Peter Hoskin

What did Mitchell mean?

Andrew Mitchell is doing the media rounds to discuss the Tories’ new policy paper on international development, and he seemed to let slip with a major claim on defence spending to the BBC earlier.  Here’s how the indispensable PoliticsHome reports it:

“Mr Mitchell said that it was not a question of choosing between the budgets for defence and international development, adding that the two departments would work much more closely under a Conservative government.

I don’t think that defence will face cuts, but it’s not a question of either or, you have to do both,” he said.

‘The development effort in Afghanistan which hasn’t always gone well and so to upgrade we need to have much closer coordination than we’ve had in the past,’ he added.” So does Tory high command share Mitchell’s view on defence spending?  Does this count as a new, official commitment to sit alongside the ring-fenced international development and health budgets?  Erm, no.  The Tory get-out line is that Mitchell was speculating solely about “helicopters and equipment” in Afghanistan, rather than the overall defence budget, and that they’re still operating under the assumption of cuts in overall defence spending.  Hm.  He sure could have made that clearer.

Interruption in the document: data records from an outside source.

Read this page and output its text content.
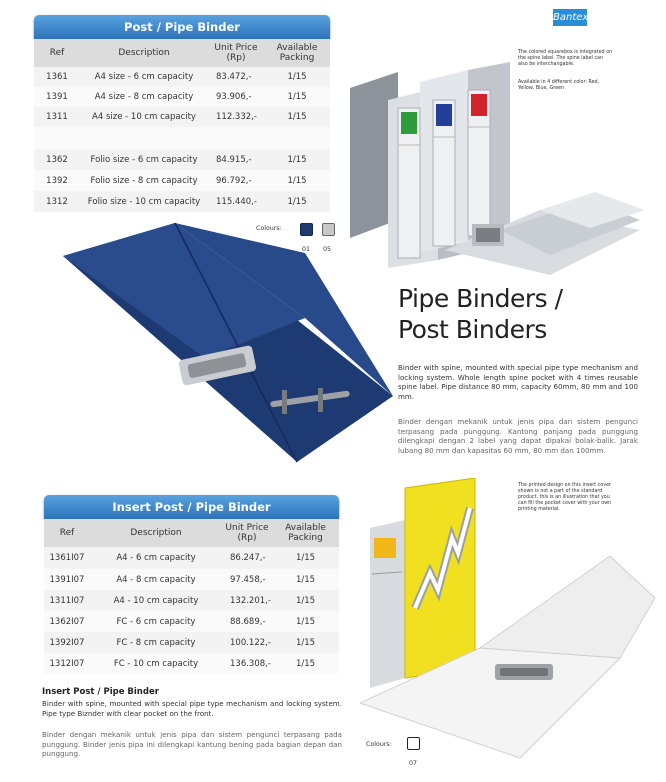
Bantex
Post / Pipe Binder
Ref	Description	Unit Price (Rp)	Available Packing
1361	A4 size - 6 cm capacity	83.472,-	1/15
1391	A4 size - 8 cm capacity	93.906,-	1/15
1311	A4 size - 10 cm capacity	112.332,-	1/15

1362	Folio size - 6 cm capacity	84.915,-	1/15
1392	Folio size - 8 cm capacity	96.792,-	1/15
1312	Folio size - 10 cm capacity	115.440,-	1/15
Colours:
01 05
The colored squarebox is integrated on the spine label. The spine label can also be interchangable.
Available in 4 different color: Red, Yellow, Blue, Green
Pipe Binders /
Post Binders
Binder with spine, mounted with special pipe type mechanism and locking system. Whole length spine pocket with 4 times reusable spine label. Pipe distance 80 mm, capacity 60mm, 80 mm and 100 mm.
Binder dengan mekanik untuk jenis pipa dan sistem pengunci terpasang pada punggung. Kantong panjang pada punggung dilengkapi dengan 2 label yang dapat dipakai bolak-balik. Jarak lubang 80 mm dan kapasitas 60 mm, 80 mm dan 100mm.
Insert Post / Pipe Binder
Ref	Description	Unit Price (Rp)	Available Packing
1361I07	A4 - 6 cm capacity	86.247,-	1/15
1391I07	A4 - 8 cm capacity	97.458,-	1/15
1311I07	A4 - 10 cm capacity	132.201,-	1/15
1362I07	FC - 6 cm capacity	88.689,-	1/15
1392I07	FC - 8 cm capacity	100.122,-	1/15
1312I07	FC - 10 cm capacity	136.308,-	1/15
The printed design on this insert cover shown is not a part of the standard product, this is an illustration that you can fill the pocket cover with your own printing material.
Insert Post / Pipe Binder
Binder with spine, mounted with special pipe type mechanism and locking system. Pipe type Biznder with clear pocket on the front.
Binder dengan mekanik untuk jenis pipa dan sistem pengunci terpasang pada punggung. Binder jenis pipa ini dilengkapi kantung bening pada bagian depan dan punggung.
Colours:
07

Either way, I imagine Dave ‘n’ George will be far from amused.  Whatever you may think about the level of defence spending, the state of the public finances means that no politician should be confident about future spending levels, let alone making casual remarks which suggest one department or another will be shielded from cuts.  You just hope that the loose-lipped rhetoric doesn’t mean politicians are still in denial about the scale of Brown’s debt crisis.